Studio album by Walking Papers
- Released: January 19, 2018
- Genre: Rock
- Length: 61:42
- Label: Loud and Proud

Walking Papers chronology
| Walking Papers (2013) | WP2 (2018) |  |

= WP2 =

WP2 is the second album by the American rock band Walking Papers, released on January 19, 2018. The album was recorded in 2015, but delayed until 2018 due to bassist Duff McKagan's commitments with Guns N' Roses. Band member and main songwriter Jeff Angell stated that the album "perfectly captures the raw, explosive energy of a band primed from extensive touring while at the same time achieving the polish and elevation that comes from experimenting in the studio."

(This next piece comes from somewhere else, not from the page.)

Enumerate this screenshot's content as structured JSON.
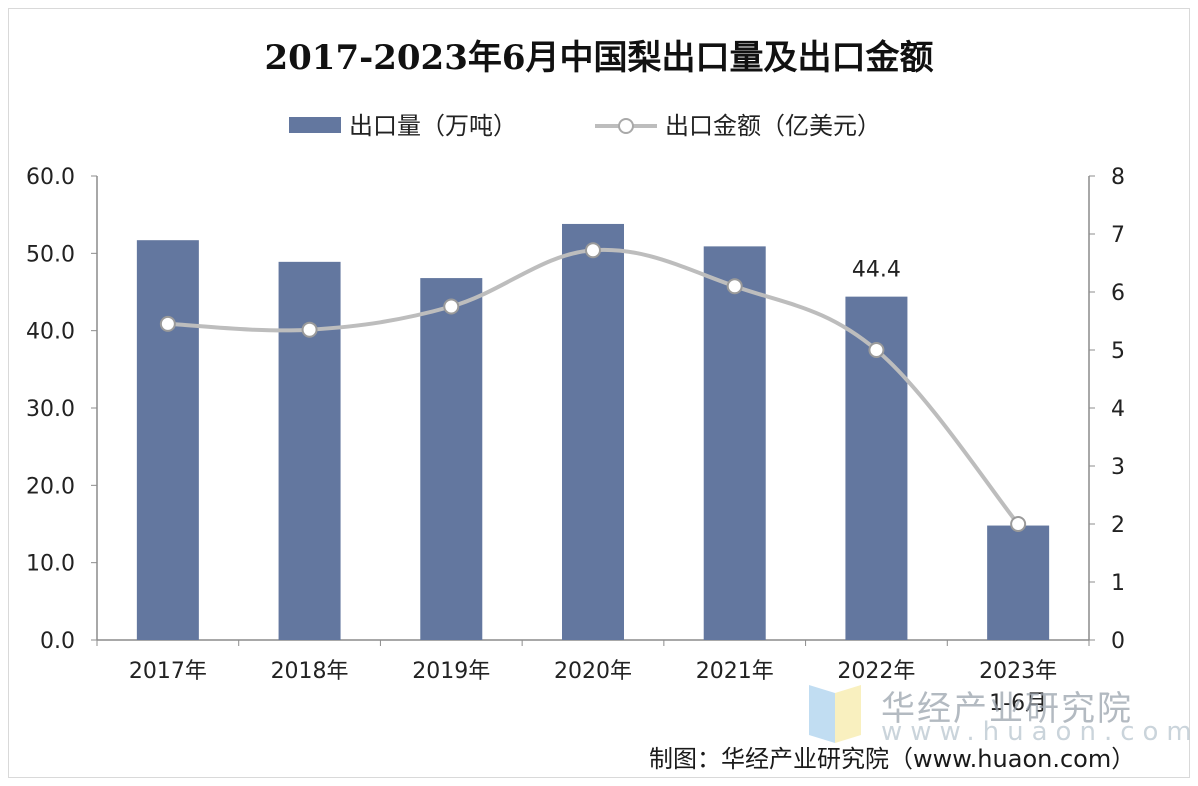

Classic Rock Magazine called the album "a heady and timeless cocktail of dusty blues, atmospheric grunge and classic rock’n’roll that has the history of their home town Seattle and decades of road-worn experience woven deep into its fibres." AllMusic described the album as "Packed with enough dirty guitar riffs to fill a smoky roadside bar," and "another dose of no-nonsense rock & roll from the Seattle-based group," while another reviewer praised the album as "a culmination of groove-infused, songwriting maturity."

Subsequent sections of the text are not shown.